I succeeded to run auto-tuning with llvm backend, but failed to do so with metal, opencl and opengl backends. All fail with different errors.

Metal / OpenCL backends

I was able to run compiled model. However, auto-tuning crashes with lots of following errors:

objc[84514]: +[NSNumber initialize] may have been in progress in another thread when fork() was called.

The error has been discussed in this Github issue, but no solution has been proposed there. I’m wondering is there any hack or workaround to fix this error (even if it requires some manual single-treaded performance tuning)? Looks like it is a total blocker for running TVM kernels tuner with metal backend on MacOS.

OpenGL backend

I even failed to run compiled model. The huge error backtrace ends with:

File "/Users/g-korepanov/Desktop/yandex/zoom/intel-gpu/tvm/venv/lib/python3.7/site-packages/topi-0.7.dev1-py3.7.egg/topi/nn/conv2d.py", line 73, in conv2d raise ValueError("not support this layout {} yet".format(layout)) ValueError: not support this layout float32 yet

I suppose this is some stupid error or bug in my setup, since float32 should not be treated as layout.

Summary

To sum up, I failed to utilize any backend for auto-tuning kernels on Intel GPU hardware. And inference speed with default kernel params is critically low (compared to same model running using Apple CoreML framework).

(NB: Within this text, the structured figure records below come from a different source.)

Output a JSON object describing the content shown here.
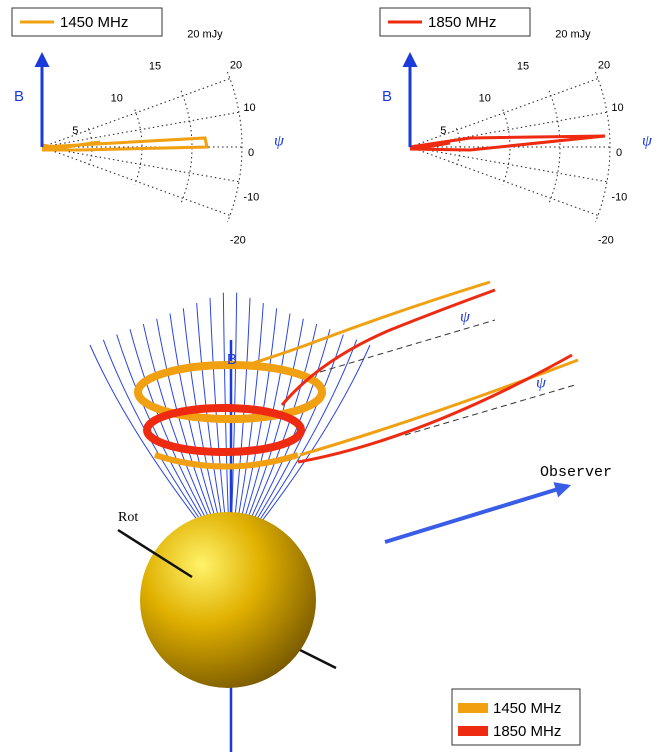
{
  "polar_plots": [
    {
      "legend": "1450 MHz",
      "b_label": "B",
      "radial_labels": [
        "5",
        "10",
        "15",
        "20 mJy"
      ],
      "angle_labels": [
        "20",
        "10",
        "0",
        "-10",
        "-20"
      ],
      "psi_label": "ψ"
    },
    {
      "legend": "1850 MHz",
      "b_label": "B",
      "radial_labels": [
        "5",
        "10",
        "15",
        "20 mJy"
      ],
      "angle_labels": [
        "20",
        "10",
        "0",
        "-10",
        "-20"
      ],
      "psi_label": "ψ"
    }
  ],
  "scene": {
    "b_label": "B",
    "psi_labels": [
      "ψ",
      "ψ"
    ],
    "observer_label": "Observer",
    "rot_label": "Rot",
    "legend": [
      "1450 MHz",
      "1850 MHz"
    ]
  }
}
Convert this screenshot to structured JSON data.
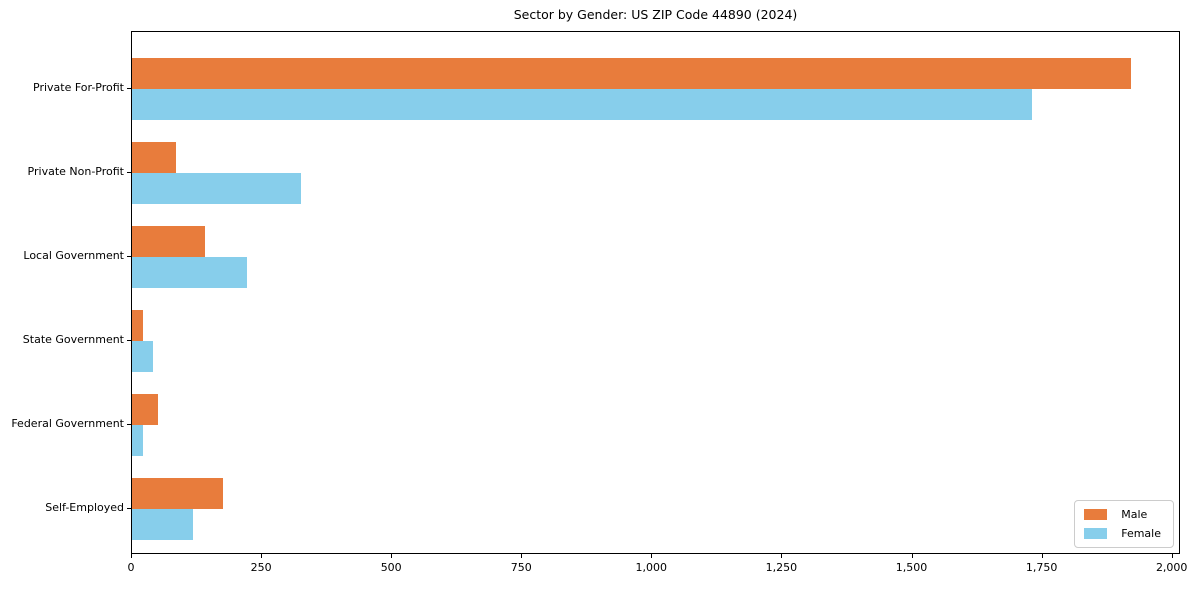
{
  "title": "Sector by Gender: US ZIP Code 44890 (2024)",
  "chart_data": {
    "type": "bar",
    "orientation": "horizontal",
    "title": "Sector by Gender: US ZIP Code 44890 (2024)",
    "categories": [
      "Private For-Profit",
      "Private Non-Profit",
      "Local Government",
      "State Government",
      "Federal Government",
      "Self-Employed"
    ],
    "series": [
      {
        "name": "Male",
        "color": "#E87C3C",
        "values": [
          1920,
          85,
          140,
          22,
          50,
          175
        ]
      },
      {
        "name": "Female",
        "color": "#87CEEB",
        "values": [
          1730,
          325,
          220,
          40,
          22,
          117
        ]
      }
    ],
    "xlabel": "",
    "ylabel": "",
    "xlim": [
      0,
      2016
    ],
    "xticks": [
      0,
      250,
      500,
      750,
      1000,
      1250,
      1500,
      1750,
      2000
    ],
    "xtick_labels": [
      "0",
      "250",
      "500",
      "750",
      "1,000",
      "1,250",
      "1,500",
      "1,750",
      "2,000"
    ],
    "grid": false,
    "legend": {
      "position": "lower right",
      "entries": [
        "Male",
        "Female"
      ]
    }
  },
  "colors": {
    "male": "#E87C3C",
    "female": "#87CEEB",
    "frame": "#000000",
    "text": "#000000",
    "legend_border": "#cccccc",
    "background": "#ffffff"
  }
}
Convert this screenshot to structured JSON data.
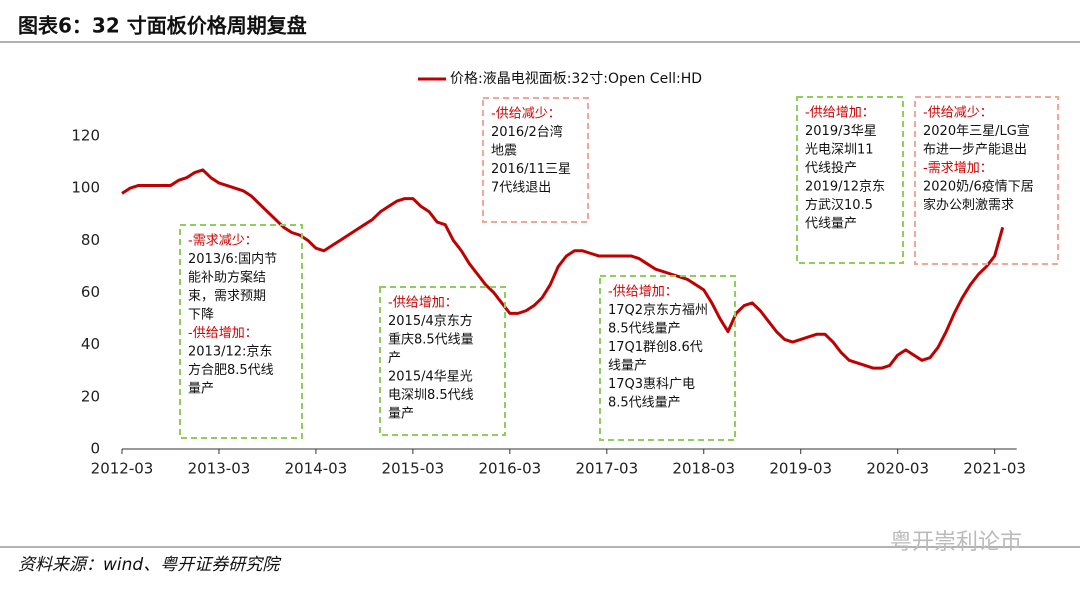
{
  "header": {
    "title": "图表6：32 寸面板价格周期复盘"
  },
  "chart_data": {
    "type": "line",
    "x": [
      "2012-03",
      "2012-04",
      "2012-05",
      "2012-06",
      "2012-07",
      "2012-08",
      "2012-09",
      "2012-10",
      "2012-11",
      "2012-12",
      "2013-01",
      "2013-02",
      "2013-03",
      "2013-04",
      "2013-05",
      "2013-06",
      "2013-07",
      "2013-08",
      "2013-09",
      "2013-10",
      "2013-11",
      "2013-12",
      "2014-01",
      "2014-02",
      "2014-03",
      "2014-04",
      "2014-05",
      "2014-06",
      "2014-07",
      "2014-08",
      "2014-09",
      "2014-10",
      "2014-11",
      "2014-12",
      "2015-01",
      "2015-02",
      "2015-03",
      "2015-04",
      "2015-05",
      "2015-06",
      "2015-07",
      "2015-08",
      "2015-09",
      "2015-10",
      "2015-11",
      "2015-12",
      "2016-01",
      "2016-02",
      "2016-03",
      "2016-04",
      "2016-05",
      "2016-06",
      "2016-07",
      "2016-08",
      "2016-09",
      "2016-10",
      "2016-11",
      "2016-12",
      "2017-01",
      "2017-02",
      "2017-03",
      "2017-04",
      "2017-05",
      "2017-06",
      "2017-07",
      "2017-08",
      "2017-09",
      "2017-10",
      "2017-11",
      "2017-12",
      "2018-01",
      "2018-02",
      "2018-03",
      "2018-04",
      "2018-05",
      "2018-06",
      "2018-07",
      "2018-08",
      "2018-09",
      "2018-10",
      "2018-11",
      "2018-12",
      "2019-01",
      "2019-02",
      "2019-03",
      "2019-04",
      "2019-05",
      "2019-06",
      "2019-07",
      "2019-08",
      "2019-09",
      "2019-10",
      "2019-11",
      "2019-12",
      "2020-01",
      "2020-02",
      "2020-03",
      "2020-04",
      "2020-05",
      "2020-06",
      "2020-07",
      "2020-08",
      "2020-09",
      "2020-10",
      "2020-11",
      "2020-12",
      "2021-01",
      "2021-02",
      "2021-03",
      "2021-04"
    ],
    "xticks": [
      "2012-03",
      "2013-03",
      "2014-03",
      "2015-03",
      "2016-03",
      "2017-03",
      "2018-03",
      "2019-03",
      "2020-03",
      "2021-03"
    ],
    "series": [
      {
        "name": "价格:液晶电视面板:32寸:Open Cell:HD",
        "color": "#c00000",
        "values": [
          98,
          100,
          101,
          101,
          101,
          101,
          101,
          103,
          104,
          106,
          107,
          104,
          102,
          101,
          100,
          99,
          97,
          94,
          91,
          88,
          85,
          83,
          82,
          80,
          77,
          76,
          78,
          80,
          82,
          84,
          86,
          88,
          91,
          93,
          95,
          96,
          96,
          93,
          91,
          87,
          86,
          80,
          76,
          71,
          67,
          63,
          60,
          56,
          52,
          52,
          53,
          55,
          58,
          63,
          70,
          74,
          76,
          76,
          75,
          74,
          74,
          74,
          74,
          74,
          73,
          71,
          69,
          68,
          67,
          66,
          65,
          63,
          61,
          56,
          50,
          45,
          52,
          55,
          56,
          53,
          49,
          45,
          42,
          41,
          42,
          43,
          44,
          44,
          41,
          37,
          34,
          33,
          32,
          31,
          31,
          32,
          36,
          38,
          36,
          34,
          35,
          39,
          45,
          52,
          58,
          63,
          67,
          70,
          74,
          85
        ]
      }
    ],
    "ylim": [
      0,
      120
    ],
    "yticks": [
      0,
      20,
      40,
      60,
      80,
      100,
      120
    ],
    "legend": "top",
    "annotations": [
      {
        "color": "#8fce5a",
        "lines": [
          "-需求减少：",
          "2013/6:国内节",
          "能补助方案结",
          "束，需求预期",
          "下降",
          "-供给增加：",
          "2013/12:京东",
          "方合肥8.5代线",
          "量产"
        ]
      },
      {
        "color": "#8fce5a",
        "lines": [
          "-供给增加：",
          "2015/4京东方",
          "重庆8.5代线量",
          "产",
          "2015/4华星光",
          "电深圳8.5代线",
          "量产"
        ]
      },
      {
        "color": "#f0a898",
        "lines": [
          "-供给减少：",
          "2016/2台湾",
          "地震",
          "2016/11三星",
          "7代线退出"
        ]
      },
      {
        "color": "#8fce5a",
        "lines": [
          "-供给增加：",
          "17Q2京东方福州",
          "8.5代线量产",
          "17Q1群创8.6代",
          "线量产",
          "17Q3惠科广电",
          "8.5代线量产"
        ]
      },
      {
        "color": "#8fce5a",
        "lines": [
          "-供给增加：",
          "2019/3华星",
          "光电深圳11",
          "代线投产",
          "2019/12京东",
          "方武汉10.5",
          "代线量产"
        ]
      },
      {
        "color": "#f0a898",
        "lines": [
          "-供给减少：",
          "2020年三星/LG宣",
          "布进一步产能退出",
          "-需求增加：",
          "2020奶/6疫情下居",
          "家办公刺激需求"
        ]
      }
    ]
  },
  "footer": {
    "source": "资料来源：wind、粤开证券研究院",
    "watermark": "粤开崇利论市"
  }
}
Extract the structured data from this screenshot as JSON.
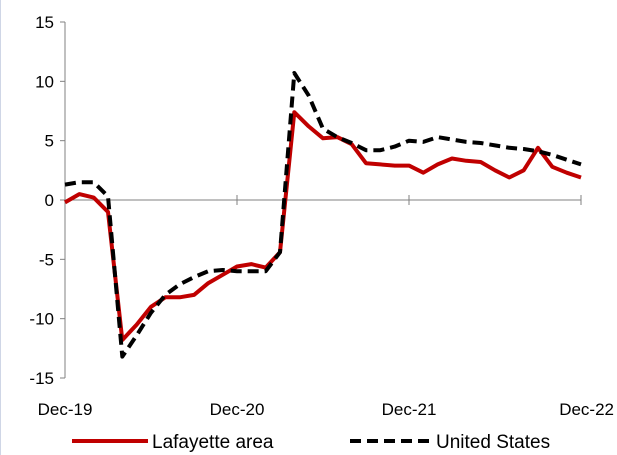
{
  "chart_data": {
    "type": "line",
    "title": "",
    "xlabel": "",
    "ylabel": "",
    "x_ticks": [
      "Dec-19",
      "Dec-20",
      "Dec-21",
      "Dec-22"
    ],
    "x_tick_months": [
      0,
      12,
      24,
      36
    ],
    "y_ticks": [
      15,
      10,
      5,
      0,
      -5,
      -10,
      -15
    ],
    "ylim": [
      -15,
      15
    ],
    "xlim_months": [
      0,
      36
    ],
    "grid": false,
    "legend_position": "bottom",
    "series": [
      {
        "name": "Lafayette area",
        "color": "#c00000",
        "style": "solid",
        "x": [
          0,
          1,
          2,
          3,
          4,
          5,
          6,
          7,
          8,
          9,
          10,
          11,
          12,
          13,
          14,
          15,
          16,
          17,
          18,
          19,
          20,
          21,
          22,
          23,
          24,
          25,
          26,
          27,
          28,
          29,
          30,
          31,
          32,
          33,
          34,
          35,
          36
        ],
        "values": [
          -0.2,
          0.5,
          0.2,
          -1.0,
          -11.8,
          -10.5,
          -9.0,
          -8.2,
          -8.2,
          -8.0,
          -7.0,
          -6.3,
          -5.6,
          -5.4,
          -5.7,
          -4.4,
          7.4,
          6.2,
          5.2,
          5.3,
          4.7,
          3.1,
          3.0,
          2.9,
          2.9,
          2.3,
          3.0,
          3.5,
          3.3,
          3.2,
          2.5,
          1.9,
          2.5,
          4.4,
          2.8,
          2.3,
          1.9
        ]
      },
      {
        "name": "United States",
        "color": "#000000",
        "style": "dashed",
        "x": [
          0,
          1,
          2,
          3,
          4,
          5,
          6,
          7,
          8,
          9,
          10,
          11,
          12,
          13,
          14,
          15,
          16,
          17,
          18,
          19,
          20,
          21,
          22,
          23,
          24,
          25,
          26,
          27,
          28,
          29,
          30,
          31,
          32,
          33,
          34,
          35,
          36
        ],
        "values": [
          1.3,
          1.5,
          1.5,
          0.3,
          -13.2,
          -11.4,
          -9.5,
          -8.0,
          -7.1,
          -6.5,
          -6.0,
          -5.9,
          -6.0,
          -6.0,
          -6.0,
          -4.4,
          10.7,
          8.8,
          6.0,
          5.3,
          4.8,
          4.2,
          4.2,
          4.5,
          5.0,
          4.9,
          5.3,
          5.1,
          4.9,
          4.8,
          4.6,
          4.4,
          4.3,
          4.1,
          3.8,
          3.4,
          3.0
        ]
      }
    ]
  }
}
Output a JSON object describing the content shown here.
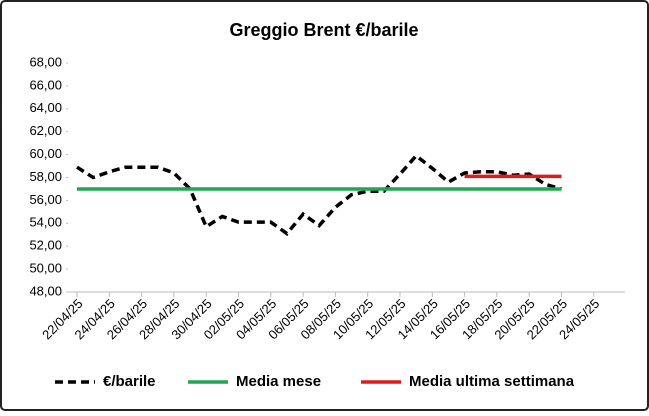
{
  "chart_data": {
    "type": "line",
    "title": "Greggio Brent €/barile",
    "categories": [
      "22/04/25",
      null,
      "24/04/25",
      null,
      "26/04/25",
      null,
      "28/04/25",
      null,
      "30/04/25",
      null,
      "02/05/25",
      null,
      "04/05/25",
      null,
      "06/05/25",
      null,
      "08/05/25",
      null,
      "10/05/25",
      null,
      "12/05/25",
      null,
      "14/05/25",
      null,
      "16/05/25",
      null,
      "18/05/25",
      null,
      "20/05/25",
      null,
      "22/05/25",
      null,
      "24/05/25"
    ],
    "series": [
      {
        "name": "€/barile",
        "color": "#000000",
        "dash": true,
        "values": [
          58.9,
          58.0,
          58.5,
          58.9,
          58.9,
          58.9,
          58.4,
          57.0,
          53.7,
          54.6,
          54.1,
          54.1,
          54.1,
          53.1,
          54.8,
          53.8,
          55.4,
          56.5,
          56.8,
          56.8,
          58.3,
          59.9,
          58.8,
          57.6,
          58.4,
          58.5,
          58.5,
          58.2,
          58.3,
          57.4,
          57.0,
          null,
          null
        ]
      },
      {
        "name": "Media mese",
        "color": "#1fa84f",
        "values": [
          57,
          57,
          57,
          57,
          57,
          57,
          57,
          57,
          57,
          57,
          57,
          57,
          57,
          57,
          57,
          57,
          57,
          57,
          57,
          57,
          57,
          57,
          57,
          57,
          57,
          57,
          57,
          57,
          57,
          57,
          57,
          null,
          null
        ]
      },
      {
        "name": "Media ultima settimana",
        "color": "#e01b1b",
        "values": [
          null,
          null,
          null,
          null,
          null,
          null,
          null,
          null,
          null,
          null,
          null,
          null,
          null,
          null,
          null,
          null,
          null,
          null,
          null,
          null,
          null,
          null,
          null,
          null,
          58.1,
          58.1,
          58.1,
          58.1,
          58.1,
          58.1,
          58.1,
          null,
          null
        ]
      }
    ],
    "ylim": [
      48,
      68
    ],
    "yticks": [
      {
        "value": 48,
        "label": "48,00"
      },
      {
        "value": 50,
        "label": "50,00"
      },
      {
        "value": 52,
        "label": "52,00"
      },
      {
        "value": 54,
        "label": "54,00"
      },
      {
        "value": 56,
        "label": "56,00"
      },
      {
        "value": 58,
        "label": "58,00"
      },
      {
        "value": 60,
        "label": "60,00"
      },
      {
        "value": 62,
        "label": "62,00"
      },
      {
        "value": 64,
        "label": "64,00"
      },
      {
        "value": 66,
        "label": "66,00"
      },
      {
        "value": 68,
        "label": "68,00"
      }
    ],
    "grid": false,
    "legend": "bottom"
  }
}
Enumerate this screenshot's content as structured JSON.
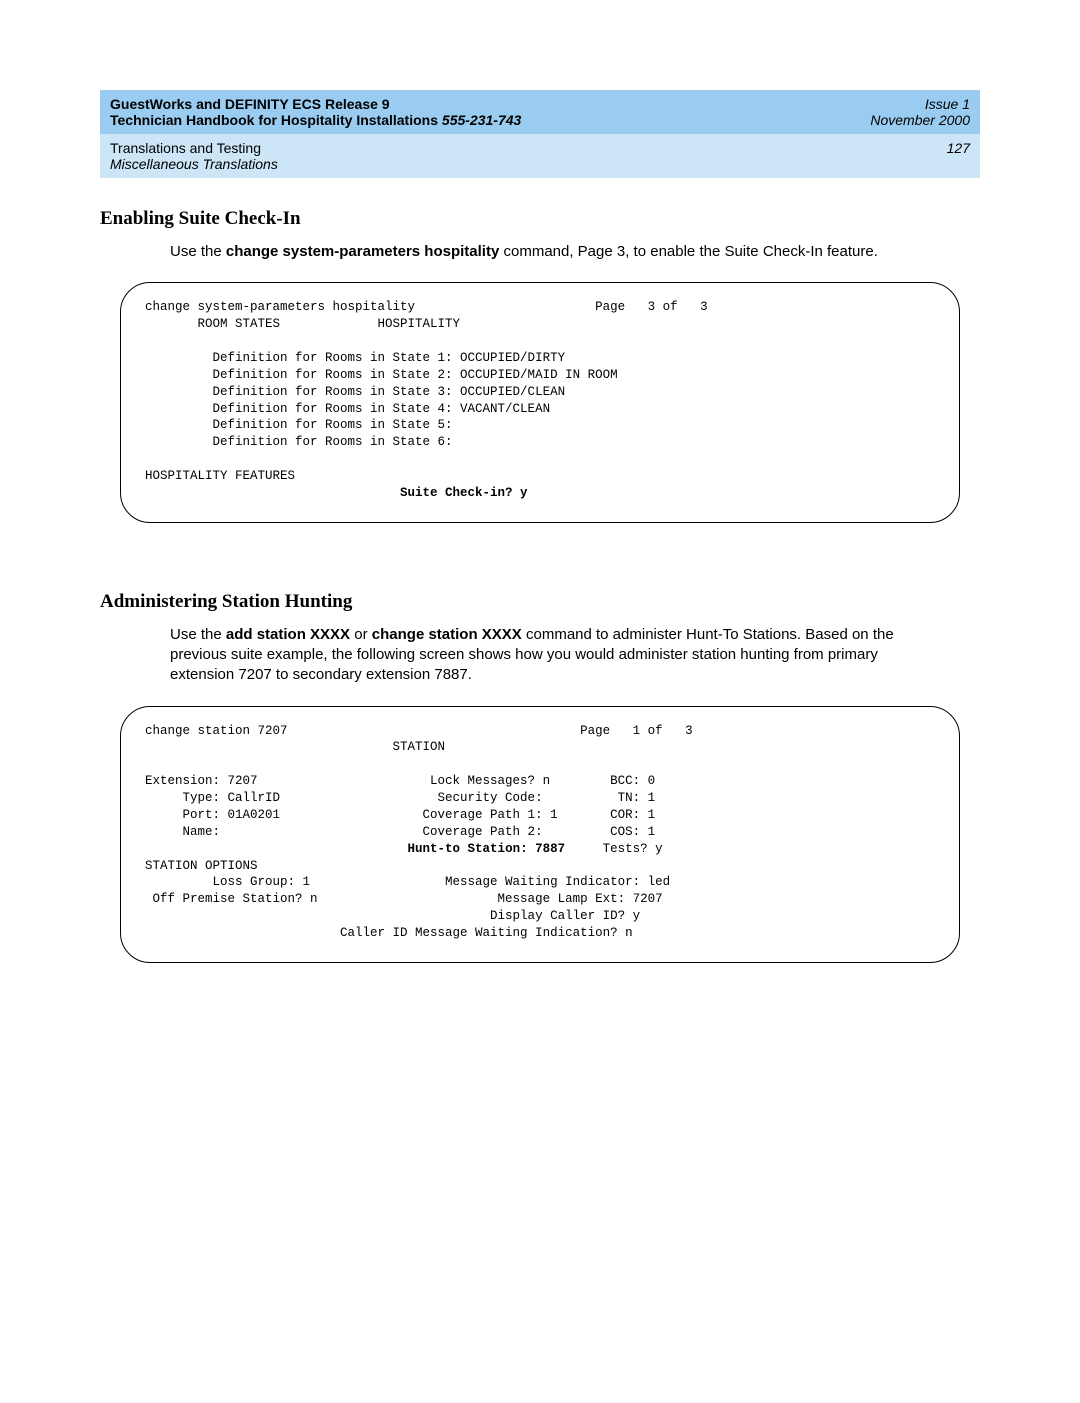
{
  "header": {
    "title_line1": "GuestWorks and DEFINITY ECS Release 9",
    "issue": "Issue 1",
    "title_line2_a": "Technician Handbook for Hospitality Installations  ",
    "title_line2_docnum": "555-231-743",
    "date": "November 2000",
    "sub_line1": "Translations and Testing",
    "sub_line2": "Miscellaneous Translations",
    "page_number": "127"
  },
  "section1": {
    "title": "Enabling Suite Check-In",
    "para_a": "Use the ",
    "para_cmd": "change system-parameters hospitality",
    "para_b": " command, Page 3, to enable the Suite Check-In feature."
  },
  "terminal1": {
    "line1": "change system-parameters hospitality                        Page   3 of   3",
    "line2": "       ROOM STATES             HOSPITALITY",
    "blank1": "",
    "line3": "         Definition for Rooms in State 1: OCCUPIED/DIRTY",
    "line4": "         Definition for Rooms in State 2: OCCUPIED/MAID IN ROOM",
    "line5": "         Definition for Rooms in State 3: OCCUPIED/CLEAN",
    "line6": "         Definition for Rooms in State 4: VACANT/CLEAN",
    "line7": "         Definition for Rooms in State 5:",
    "line8": "         Definition for Rooms in State 6:",
    "blank2": "",
    "line9": "HOSPITALITY FEATURES",
    "line10": "                                  Suite Check-in? y"
  },
  "section2": {
    "title": "Administering Station Hunting",
    "para_a": "Use the ",
    "para_cmd1": "add station XXXX",
    "para_mid": " or ",
    "para_cmd2": "change station XXXX",
    "para_b": " command to administer Hunt-To Stations. Based on the previous suite example, the following screen shows how you would administer station hunting from primary extension 7207 to secondary extension 7887."
  },
  "terminal2": {
    "line1": "change station 7207                                       Page   1 of   3",
    "line2": "                                 STATION",
    "blank1": "",
    "line3": "Extension: 7207                       Lock Messages? n        BCC: 0",
    "line4": "     Type: CallrID                     Security Code:          TN: 1",
    "line5": "     Port: 01A0201                   Coverage Path 1: 1       COR: 1",
    "line6": "     Name:                           Coverage Path 2:         COS: 1",
    "line7a": "                                   ",
    "line7b": "Hunt-to Station: 7887",
    "line7c": "     Tests? y",
    "line8": "STATION OPTIONS",
    "line9": "         Loss Group: 1                  Message Waiting Indicator: led",
    "line10": " Off Premise Station? n                        Message Lamp Ext: 7207",
    "line11": "                                              Display Caller ID? y",
    "line12": "                          Caller ID Message Waiting Indication? n"
  }
}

I would highly appreciate any help in resolving any of the problems above.

Setup details

I’ve built TVM from source with OpenGL, OpenCL, Metal, LLVM and MKL-DNN extensions enabled. The model I’m trying to tuning is resnet-18 from relay.testing module. LLVM tuning is working seamlessly (however the final speed is still far from other frameworks).

P.S. Also I do not understand how to choose the specific hardware device (i.e. context) when auto-tuning kernels. In TVM tutorials there is only target being set and I’m wondering which HW device (Intel GPU or AMD GPU in my case) is going to be used for kernels tuning.